I saw a lot of posts about people struggling to get this working. I too had a few issues and felt it worth stating my take on it. Spoiler alert: HA MQTT auto discovery works perfectly, so long as you get over some of the setup nuances. I thought I’d document these for posterity:

  • If you added MQTT support through the GUI, auto discovery is set to false by default. There doesn’t appear to be any way to fix this through the GUI. If you then add MQTT to your configuration yaml, the GUI config overrides it! The only way to overcome this is to delete MQTT from the GUI and then add it in the configuration yaml, restart HA, etc..
  • To publish a value there is a two step process
    1. Publish to the configuration topic to define the sensor. The concept of how this works is well documented on the main link given above – however it is important to note that you do NOT have to provide the configuration for all values in a entity with multiple values. This is actually a nice feature – and works so long as you always publish the config before sending the value. It was not clear to me (and i didnt investigate) if there was any good way to minimize the need to broadcast configurations; e.g. how do you know HA saw your config before you send state? To be safe i just publish the config and state one after another everytime. This doesnt seem optimal but it works.
    2. Publish the state via the state topic passed in during the config publish. The only thing to note here is that, unfortunately, it does not appear that values get rooted under the objectid you provide. Insted they are placed under a sensor with the name you provide – seemingly HA completely ignores the objectid…

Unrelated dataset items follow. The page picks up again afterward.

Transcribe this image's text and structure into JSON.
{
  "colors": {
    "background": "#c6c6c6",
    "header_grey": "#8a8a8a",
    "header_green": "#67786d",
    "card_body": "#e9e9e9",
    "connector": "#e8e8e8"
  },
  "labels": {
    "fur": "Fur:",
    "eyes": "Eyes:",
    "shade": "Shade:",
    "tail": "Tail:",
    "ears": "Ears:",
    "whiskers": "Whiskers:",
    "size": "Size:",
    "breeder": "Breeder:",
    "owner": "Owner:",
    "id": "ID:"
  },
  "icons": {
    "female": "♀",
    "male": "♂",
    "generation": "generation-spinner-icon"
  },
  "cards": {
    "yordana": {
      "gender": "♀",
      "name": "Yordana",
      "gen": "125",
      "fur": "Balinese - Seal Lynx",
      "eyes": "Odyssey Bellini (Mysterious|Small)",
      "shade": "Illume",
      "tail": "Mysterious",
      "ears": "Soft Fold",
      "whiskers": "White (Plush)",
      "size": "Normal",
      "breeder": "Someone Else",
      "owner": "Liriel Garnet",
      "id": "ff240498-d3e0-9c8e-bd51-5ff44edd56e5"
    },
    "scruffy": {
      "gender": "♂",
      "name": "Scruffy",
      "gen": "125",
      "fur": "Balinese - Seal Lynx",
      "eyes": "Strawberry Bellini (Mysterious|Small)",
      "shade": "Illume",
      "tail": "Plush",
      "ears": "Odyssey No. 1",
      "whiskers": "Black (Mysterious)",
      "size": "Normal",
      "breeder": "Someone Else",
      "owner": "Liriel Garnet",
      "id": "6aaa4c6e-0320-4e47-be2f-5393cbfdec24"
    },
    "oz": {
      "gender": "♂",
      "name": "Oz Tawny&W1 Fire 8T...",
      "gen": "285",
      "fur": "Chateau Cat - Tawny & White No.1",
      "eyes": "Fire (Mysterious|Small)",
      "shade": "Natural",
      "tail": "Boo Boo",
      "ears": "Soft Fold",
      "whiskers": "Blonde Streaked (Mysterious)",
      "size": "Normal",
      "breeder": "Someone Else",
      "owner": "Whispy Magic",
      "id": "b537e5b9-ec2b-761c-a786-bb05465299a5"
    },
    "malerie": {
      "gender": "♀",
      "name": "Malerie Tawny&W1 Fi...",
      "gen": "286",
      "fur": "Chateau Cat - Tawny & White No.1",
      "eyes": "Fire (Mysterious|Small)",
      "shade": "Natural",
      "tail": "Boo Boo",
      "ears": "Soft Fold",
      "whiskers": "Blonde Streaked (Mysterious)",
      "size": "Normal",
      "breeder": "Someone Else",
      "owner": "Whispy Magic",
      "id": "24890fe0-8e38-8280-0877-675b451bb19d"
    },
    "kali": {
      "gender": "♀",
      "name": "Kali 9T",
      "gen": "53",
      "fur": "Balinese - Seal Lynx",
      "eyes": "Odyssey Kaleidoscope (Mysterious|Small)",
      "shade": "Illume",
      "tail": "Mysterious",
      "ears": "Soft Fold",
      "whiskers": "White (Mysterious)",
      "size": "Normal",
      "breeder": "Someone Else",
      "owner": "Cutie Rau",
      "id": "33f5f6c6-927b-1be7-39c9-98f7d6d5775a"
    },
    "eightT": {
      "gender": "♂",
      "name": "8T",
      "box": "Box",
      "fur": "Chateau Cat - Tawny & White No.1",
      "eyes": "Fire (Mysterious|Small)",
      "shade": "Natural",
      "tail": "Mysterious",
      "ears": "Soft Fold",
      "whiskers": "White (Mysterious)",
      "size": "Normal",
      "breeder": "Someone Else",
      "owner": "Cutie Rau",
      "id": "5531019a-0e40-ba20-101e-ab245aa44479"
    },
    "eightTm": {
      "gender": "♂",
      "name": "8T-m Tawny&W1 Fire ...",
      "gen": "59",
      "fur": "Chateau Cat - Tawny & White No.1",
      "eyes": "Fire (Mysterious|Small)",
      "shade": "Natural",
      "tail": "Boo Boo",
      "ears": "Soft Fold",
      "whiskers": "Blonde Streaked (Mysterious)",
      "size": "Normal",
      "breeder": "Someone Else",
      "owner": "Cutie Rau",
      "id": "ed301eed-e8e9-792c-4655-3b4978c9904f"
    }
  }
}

Otherwise this feature works very well. Some tips I found for debugging this:

  • Enabling logging on mqtt works well. To do this add to configuration.yaml:
logger:
  default: warning
  logs:
    homeassistant.components.mqtt: debug

You can then tail (if under docker) config/home-assistant.log

  • Using the “Publish a packet” or “Listen to a topic” pages under MQTT->configure (in the HA configuration->integrations page) is good for eliminating any client broker issues you might see
  • Additionally, if you are using eclipse-mosquitto as your mqtt server, you can directly view (HA aside) publishes. In docker it would be:
docker exec -it <mosquittodockerid> /bin/sh
mosquitto_sub -u user -P pass -h localhost -t topic

Where “topic” above is whatever you are publishing, e.g. “homeassistant/sensor/grinch/state”

Lastly, in looking for a good c++ mqtt client, I tried paho and mosquitto. I found mosquitto worked best – both for the server (which i run in a docker) and c++ client. My decision was based on this simple requirement: the library should build (paho failed), work with c++11 (other, albeit cool-looking, c++ libraries required c++14), and be easy. Mosquitto fit the bill perfectly. I am sure – perhaps – there could be other libraries that might work as well – i just never found them.